La Palma Council splits 3-2 on televising meetings

City of La Palma

The City of La Palma voted at their most recent meeting not to study installing video cameras to allow citizens to actually see their city council meetings.

According to recordings of the meeting, the Council, after a long discussion, voted 3-2 to study ways to improve the audio but refused to consider even looking into possibly adding a video feed to allow residents to actually participate in the Council’s deliberations.
Council member Janet Keo Conklin asked the Council to consider studying the addition of audio and video recordings.

“It would help us be more open and transparent to the rest of our community,” said Conklin. “It would make us more available to our residents,” she said, noting that residents had asked her about it during her recent campaign for the Council seat.
Some elderly residents have a hard time hearing, said Conklin, and adding visibility as well would improve the council’s ability to be transparent for citizens who cannot make it to meetings.

Councilman Mark Walkman worried that if the city had video cameras in city hall, people might actually speak to the Council more and longer.

“It may cause grandstanding,” said Waldman. Grandstanding is described as acting in a “showy or ostentatious manner to attract attention.”

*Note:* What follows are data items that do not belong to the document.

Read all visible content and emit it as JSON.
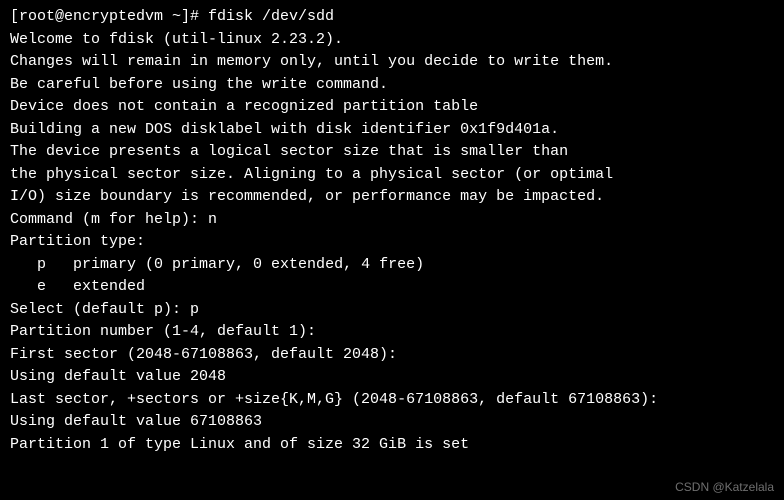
{
  "terminal": {
    "lines": [
      "[root@encryptedvm ~]# fdisk /dev/sdd",
      "Welcome to fdisk (util-linux 2.23.2).",
      "",
      "Changes will remain in memory only, until you decide to write them.",
      "Be careful before using the write command.",
      "",
      "Device does not contain a recognized partition table",
      "Building a new DOS disklabel with disk identifier 0x1f9d401a.",
      "",
      "The device presents a logical sector size that is smaller than",
      "the physical sector size. Aligning to a physical sector (or optimal",
      "I/O) size boundary is recommended, or performance may be impacted.",
      "",
      "Command (m for help): n",
      "Partition type:",
      "   p   primary (0 primary, 0 extended, 4 free)",
      "   e   extended",
      "Select (default p): p",
      "Partition number (1-4, default 1):",
      "First sector (2048-67108863, default 2048):",
      "Using default value 2048",
      "Last sector, +sectors or +size{K,M,G} (2048-67108863, default 67108863):",
      "Using default value 67108863",
      "Partition 1 of type Linux and of size 32 GiB is set"
    ]
  },
  "watermark": "CSDN @Katzelala"
}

Waldman said those appearing on video would not only “speak longer,” and he felt like cameras in the meeting room “doesn’t add to the discussion.”
He said it would be “very expensive, require editing and perhaps have to include multiple languages.”

Currently, the city uses its own verbal audio system that does not visually identify speakers during discussions, is not bilingual, and often misidentifies speakers.

For instance, at the most recent meeting, a speaker named Sherry Forbes was identified by the La Palma system both as “Sherry Forbes” and then later as “Sherry Pork.”

Council member Nitesh Patel suggested the addition of video cameras could be expensive since the city did not plan for them during its recent multimillion renovation.

“I understand we did not include that in our recent renovation,” said Patel. “That was left behind so there would have to be significant upgrades to have that kind of camera system,” he added.

“I know that this was brought up by a previous Council member and we voted against it with the same concerns,” he said.

What harm can come to the citizens or the Council by just gathering information on audio and video, asked Mayor Pro-tem Marshall Goodman. “It would just give us information on what’s happening [in the field of citizen outreach],” he suggested.

The Council was not having it, apparently, as Waldman moved to study using better microphones but no video.

Goodman, however, made a substitute motion to include Conklin’s suggestion of audio and video in the study.

The substitute failed 3-2, with Mayor Debbie Baker, Patel and Waldman voting against having citizens watch their Council in action with Goodman and Conklin voted for it.
Then the Council voted on Waldman’s audio-only motion, which passed 3-2, with the same split of Baker, Waldman, and Patel voting for the motion.

The Council also learned they must comply with new state mandates on the construction of accessory dwelling units (ADUs) or Junior ADUs that take virtually all control away from local governments to prevent their construction or acceptance of existing units.
Goodman said he wanted to make sure citizens understand the Council is merely “abiding by state regulation, not creating anything on our own. This is not our creation,” he said, “we’re just following the law.”

In other action, the Council ratified a resolution recognizing Black History Month.